All that to say this about your comment. There is no level playing field for holiness. It may take you more effort to remain holy than it does for me. So you needn't "fight your feelings." I believe that if you are homosexually attracted, there's not much you can do to fight that. You can't make yourself be exclusively sexually attracted to men if, God help you, you're sexually attracted to women. That would be a losing fight. Yet you CAN remain chaste, that is, you can resist becoming sexually involved with a woman. This, as I've said, may be a tall order. It may also be unfair. But Christ himself said that some people are called to lifetime chastity.
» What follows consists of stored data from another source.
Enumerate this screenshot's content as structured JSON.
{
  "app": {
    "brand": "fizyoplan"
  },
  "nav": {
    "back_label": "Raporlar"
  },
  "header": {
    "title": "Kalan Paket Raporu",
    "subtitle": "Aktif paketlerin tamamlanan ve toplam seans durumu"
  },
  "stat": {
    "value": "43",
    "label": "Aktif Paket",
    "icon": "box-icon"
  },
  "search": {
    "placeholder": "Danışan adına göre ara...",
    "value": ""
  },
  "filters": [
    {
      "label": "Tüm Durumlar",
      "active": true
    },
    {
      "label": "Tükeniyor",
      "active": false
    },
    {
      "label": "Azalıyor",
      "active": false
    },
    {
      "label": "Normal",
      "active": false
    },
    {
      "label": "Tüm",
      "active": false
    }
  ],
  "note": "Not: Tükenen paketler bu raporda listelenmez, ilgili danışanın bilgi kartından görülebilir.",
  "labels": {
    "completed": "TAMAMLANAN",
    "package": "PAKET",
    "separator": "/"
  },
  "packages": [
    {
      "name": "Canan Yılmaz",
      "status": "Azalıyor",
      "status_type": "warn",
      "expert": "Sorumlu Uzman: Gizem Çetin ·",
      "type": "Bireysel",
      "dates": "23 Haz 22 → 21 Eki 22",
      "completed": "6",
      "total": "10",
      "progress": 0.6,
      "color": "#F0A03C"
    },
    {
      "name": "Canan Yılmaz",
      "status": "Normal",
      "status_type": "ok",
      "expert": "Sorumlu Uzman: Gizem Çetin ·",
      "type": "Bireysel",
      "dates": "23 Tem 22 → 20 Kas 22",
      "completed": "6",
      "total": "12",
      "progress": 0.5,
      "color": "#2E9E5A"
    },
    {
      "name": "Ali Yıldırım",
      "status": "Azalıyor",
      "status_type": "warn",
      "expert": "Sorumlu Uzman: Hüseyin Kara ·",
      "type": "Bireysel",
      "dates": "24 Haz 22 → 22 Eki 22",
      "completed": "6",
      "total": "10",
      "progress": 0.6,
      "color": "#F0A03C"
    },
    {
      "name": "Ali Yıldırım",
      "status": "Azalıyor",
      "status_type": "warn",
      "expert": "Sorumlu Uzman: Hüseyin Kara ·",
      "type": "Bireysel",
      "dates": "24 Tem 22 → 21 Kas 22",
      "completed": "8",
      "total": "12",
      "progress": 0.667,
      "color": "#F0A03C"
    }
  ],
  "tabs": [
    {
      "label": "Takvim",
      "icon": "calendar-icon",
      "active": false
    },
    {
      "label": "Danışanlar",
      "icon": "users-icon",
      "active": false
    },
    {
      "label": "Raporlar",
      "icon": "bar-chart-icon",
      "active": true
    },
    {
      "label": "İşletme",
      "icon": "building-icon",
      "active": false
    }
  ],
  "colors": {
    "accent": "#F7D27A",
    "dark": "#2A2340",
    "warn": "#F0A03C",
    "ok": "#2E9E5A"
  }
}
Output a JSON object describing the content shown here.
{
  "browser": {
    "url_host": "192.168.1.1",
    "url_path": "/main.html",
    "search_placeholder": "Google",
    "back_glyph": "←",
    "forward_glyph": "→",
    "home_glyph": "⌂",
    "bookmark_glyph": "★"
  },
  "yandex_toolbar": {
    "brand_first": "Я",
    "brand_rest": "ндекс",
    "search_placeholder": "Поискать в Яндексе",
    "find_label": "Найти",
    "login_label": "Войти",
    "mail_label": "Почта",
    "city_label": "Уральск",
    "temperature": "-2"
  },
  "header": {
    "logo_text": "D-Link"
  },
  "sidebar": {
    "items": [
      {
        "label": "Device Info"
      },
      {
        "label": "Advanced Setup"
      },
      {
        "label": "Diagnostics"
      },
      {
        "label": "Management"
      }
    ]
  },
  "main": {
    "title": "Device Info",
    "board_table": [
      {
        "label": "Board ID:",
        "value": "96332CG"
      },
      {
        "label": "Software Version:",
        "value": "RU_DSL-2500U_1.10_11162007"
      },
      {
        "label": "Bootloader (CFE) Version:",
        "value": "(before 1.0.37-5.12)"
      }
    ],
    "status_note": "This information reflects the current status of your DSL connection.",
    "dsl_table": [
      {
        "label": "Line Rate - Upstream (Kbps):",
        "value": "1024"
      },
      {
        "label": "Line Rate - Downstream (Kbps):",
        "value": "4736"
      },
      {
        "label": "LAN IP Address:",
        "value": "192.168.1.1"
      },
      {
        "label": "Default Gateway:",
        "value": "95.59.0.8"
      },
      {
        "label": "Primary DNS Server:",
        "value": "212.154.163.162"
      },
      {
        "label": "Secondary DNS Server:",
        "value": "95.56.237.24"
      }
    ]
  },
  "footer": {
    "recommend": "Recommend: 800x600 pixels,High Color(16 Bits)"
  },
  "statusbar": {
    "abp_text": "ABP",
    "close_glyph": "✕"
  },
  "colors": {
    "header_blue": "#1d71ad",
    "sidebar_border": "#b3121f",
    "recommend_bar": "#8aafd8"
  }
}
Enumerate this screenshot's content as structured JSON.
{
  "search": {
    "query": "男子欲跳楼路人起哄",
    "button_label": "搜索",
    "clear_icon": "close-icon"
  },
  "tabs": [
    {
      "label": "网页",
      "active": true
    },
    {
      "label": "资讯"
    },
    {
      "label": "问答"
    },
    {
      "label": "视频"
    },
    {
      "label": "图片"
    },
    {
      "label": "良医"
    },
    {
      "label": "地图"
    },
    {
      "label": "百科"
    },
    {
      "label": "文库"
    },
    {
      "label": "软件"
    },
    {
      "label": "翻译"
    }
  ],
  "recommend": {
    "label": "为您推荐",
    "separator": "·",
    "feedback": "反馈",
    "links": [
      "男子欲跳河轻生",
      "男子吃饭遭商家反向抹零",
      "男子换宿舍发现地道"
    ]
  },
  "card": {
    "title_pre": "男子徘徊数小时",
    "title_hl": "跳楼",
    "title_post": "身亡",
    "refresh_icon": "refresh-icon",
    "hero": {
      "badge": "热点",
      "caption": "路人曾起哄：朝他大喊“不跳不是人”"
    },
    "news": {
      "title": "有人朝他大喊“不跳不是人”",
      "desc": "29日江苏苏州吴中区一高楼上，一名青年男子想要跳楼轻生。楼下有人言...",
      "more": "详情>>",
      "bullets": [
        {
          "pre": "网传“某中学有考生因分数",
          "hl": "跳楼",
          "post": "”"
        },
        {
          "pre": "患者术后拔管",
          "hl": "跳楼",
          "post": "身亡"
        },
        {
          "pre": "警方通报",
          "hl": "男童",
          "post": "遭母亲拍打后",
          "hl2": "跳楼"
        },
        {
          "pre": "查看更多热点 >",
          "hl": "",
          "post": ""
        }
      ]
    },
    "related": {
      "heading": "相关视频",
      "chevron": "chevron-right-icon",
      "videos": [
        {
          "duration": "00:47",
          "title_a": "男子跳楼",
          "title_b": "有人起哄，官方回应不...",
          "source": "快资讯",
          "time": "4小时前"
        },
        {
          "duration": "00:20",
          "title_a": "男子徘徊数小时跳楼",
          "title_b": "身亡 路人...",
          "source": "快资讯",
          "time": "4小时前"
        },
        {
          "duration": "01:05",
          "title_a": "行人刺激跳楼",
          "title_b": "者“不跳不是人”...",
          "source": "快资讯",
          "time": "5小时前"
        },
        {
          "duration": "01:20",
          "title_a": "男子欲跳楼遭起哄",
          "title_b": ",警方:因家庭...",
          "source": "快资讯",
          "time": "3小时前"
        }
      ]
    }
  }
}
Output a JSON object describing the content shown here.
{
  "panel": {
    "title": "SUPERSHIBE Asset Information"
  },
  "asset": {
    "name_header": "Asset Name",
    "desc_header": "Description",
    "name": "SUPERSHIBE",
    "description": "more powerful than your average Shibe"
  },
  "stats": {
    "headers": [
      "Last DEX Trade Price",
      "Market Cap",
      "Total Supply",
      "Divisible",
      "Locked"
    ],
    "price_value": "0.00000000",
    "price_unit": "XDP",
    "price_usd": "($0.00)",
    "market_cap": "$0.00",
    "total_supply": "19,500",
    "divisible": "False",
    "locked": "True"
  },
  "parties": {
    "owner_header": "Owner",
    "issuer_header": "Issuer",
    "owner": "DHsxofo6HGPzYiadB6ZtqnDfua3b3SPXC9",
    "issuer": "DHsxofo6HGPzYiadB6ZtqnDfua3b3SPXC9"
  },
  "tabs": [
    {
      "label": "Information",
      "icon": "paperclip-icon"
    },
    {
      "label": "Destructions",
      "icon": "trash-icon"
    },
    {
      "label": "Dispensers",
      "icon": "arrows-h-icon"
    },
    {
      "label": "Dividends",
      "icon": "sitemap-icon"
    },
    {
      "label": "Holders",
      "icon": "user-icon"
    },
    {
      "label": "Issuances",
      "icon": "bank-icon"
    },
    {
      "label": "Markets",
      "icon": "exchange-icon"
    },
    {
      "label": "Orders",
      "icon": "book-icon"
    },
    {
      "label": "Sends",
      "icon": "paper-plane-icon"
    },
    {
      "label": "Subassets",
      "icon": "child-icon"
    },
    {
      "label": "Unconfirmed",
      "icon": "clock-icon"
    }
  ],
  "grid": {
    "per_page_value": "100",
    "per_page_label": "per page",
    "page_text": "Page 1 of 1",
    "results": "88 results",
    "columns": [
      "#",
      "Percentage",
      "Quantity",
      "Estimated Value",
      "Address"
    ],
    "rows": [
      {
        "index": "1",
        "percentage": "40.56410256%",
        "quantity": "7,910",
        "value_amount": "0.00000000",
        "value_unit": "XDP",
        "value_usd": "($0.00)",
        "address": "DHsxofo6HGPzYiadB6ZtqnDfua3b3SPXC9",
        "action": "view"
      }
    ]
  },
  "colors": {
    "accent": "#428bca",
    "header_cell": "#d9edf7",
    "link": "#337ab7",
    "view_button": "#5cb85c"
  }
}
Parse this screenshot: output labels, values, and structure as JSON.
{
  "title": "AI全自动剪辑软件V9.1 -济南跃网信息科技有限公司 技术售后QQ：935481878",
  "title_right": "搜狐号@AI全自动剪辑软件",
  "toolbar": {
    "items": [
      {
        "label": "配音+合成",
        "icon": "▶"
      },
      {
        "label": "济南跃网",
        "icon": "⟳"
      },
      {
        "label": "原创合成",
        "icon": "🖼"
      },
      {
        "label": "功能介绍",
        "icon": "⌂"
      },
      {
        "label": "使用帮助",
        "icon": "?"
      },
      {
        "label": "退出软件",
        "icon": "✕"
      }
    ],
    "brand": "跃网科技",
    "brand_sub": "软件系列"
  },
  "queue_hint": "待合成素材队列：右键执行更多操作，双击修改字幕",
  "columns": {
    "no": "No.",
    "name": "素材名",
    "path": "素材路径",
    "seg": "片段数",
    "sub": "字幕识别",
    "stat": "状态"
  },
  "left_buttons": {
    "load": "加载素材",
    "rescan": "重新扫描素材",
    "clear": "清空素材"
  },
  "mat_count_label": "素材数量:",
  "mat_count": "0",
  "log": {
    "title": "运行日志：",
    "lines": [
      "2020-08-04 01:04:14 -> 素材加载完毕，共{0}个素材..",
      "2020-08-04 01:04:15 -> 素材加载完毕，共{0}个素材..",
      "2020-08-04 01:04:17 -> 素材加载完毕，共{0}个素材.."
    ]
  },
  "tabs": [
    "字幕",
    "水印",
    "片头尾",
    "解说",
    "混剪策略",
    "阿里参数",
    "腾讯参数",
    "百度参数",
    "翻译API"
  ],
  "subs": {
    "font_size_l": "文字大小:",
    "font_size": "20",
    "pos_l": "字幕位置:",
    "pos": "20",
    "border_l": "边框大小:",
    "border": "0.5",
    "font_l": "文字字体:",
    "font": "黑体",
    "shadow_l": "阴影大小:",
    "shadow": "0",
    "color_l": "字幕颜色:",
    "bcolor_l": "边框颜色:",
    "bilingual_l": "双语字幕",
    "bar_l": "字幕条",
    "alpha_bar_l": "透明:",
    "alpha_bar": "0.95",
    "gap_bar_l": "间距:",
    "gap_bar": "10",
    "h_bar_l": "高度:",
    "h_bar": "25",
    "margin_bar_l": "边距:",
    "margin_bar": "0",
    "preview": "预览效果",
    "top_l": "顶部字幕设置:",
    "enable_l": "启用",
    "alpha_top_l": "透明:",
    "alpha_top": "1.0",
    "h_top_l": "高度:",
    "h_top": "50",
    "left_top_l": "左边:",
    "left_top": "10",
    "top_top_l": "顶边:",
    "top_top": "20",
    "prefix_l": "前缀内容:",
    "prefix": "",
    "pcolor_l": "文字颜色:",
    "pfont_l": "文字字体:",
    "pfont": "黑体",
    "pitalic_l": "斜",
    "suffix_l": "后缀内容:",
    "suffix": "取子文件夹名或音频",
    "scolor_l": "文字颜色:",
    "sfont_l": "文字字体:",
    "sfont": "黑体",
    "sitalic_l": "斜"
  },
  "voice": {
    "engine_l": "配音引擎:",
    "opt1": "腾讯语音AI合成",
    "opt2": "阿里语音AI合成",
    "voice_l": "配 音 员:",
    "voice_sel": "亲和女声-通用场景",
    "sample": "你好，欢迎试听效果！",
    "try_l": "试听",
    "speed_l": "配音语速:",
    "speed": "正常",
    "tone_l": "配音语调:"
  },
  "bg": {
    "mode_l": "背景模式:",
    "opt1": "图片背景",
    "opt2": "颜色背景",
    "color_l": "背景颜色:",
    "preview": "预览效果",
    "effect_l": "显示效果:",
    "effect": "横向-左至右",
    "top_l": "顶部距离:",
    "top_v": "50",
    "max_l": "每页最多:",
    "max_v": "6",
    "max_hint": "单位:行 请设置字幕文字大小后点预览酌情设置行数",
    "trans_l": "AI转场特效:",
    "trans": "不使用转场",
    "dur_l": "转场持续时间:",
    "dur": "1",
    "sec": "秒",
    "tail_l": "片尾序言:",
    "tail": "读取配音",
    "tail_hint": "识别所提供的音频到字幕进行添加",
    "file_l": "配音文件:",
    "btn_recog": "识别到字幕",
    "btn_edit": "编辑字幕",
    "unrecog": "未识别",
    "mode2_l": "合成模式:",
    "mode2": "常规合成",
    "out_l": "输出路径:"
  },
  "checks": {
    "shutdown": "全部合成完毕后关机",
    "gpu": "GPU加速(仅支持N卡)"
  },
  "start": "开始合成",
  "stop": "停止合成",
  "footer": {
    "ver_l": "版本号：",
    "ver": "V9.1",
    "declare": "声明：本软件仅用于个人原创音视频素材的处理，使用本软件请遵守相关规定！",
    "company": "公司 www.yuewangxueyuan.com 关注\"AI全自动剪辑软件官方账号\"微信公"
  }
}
Some are "called" into it by force; circumstances (such as homosexuality) or perpetrated evil (such as emasculation or some other) may force the issue. Some people, heterosexual or not, would love to marry or experience erotic love with another person but are called to chastity by God so that they may avoid the distractions of the world in order to better do whatever work God is calling them to. And some others do it for their own motivations. Whatever the case, lifetime chastity is a very tall order, may be unfair, but God promises His Spirit to help you cope.
All people are called by God into a life of repentance, faith, and service. The exact shape of that will be different for all of us, and some of us will have an easier time of it than others. We can only rejoice that God is merciful. He provides means of escape from our temptations, and when we fall, he offers us a continual invitation to repentance, forgiveness, and community with fellow sinners who will love and support you.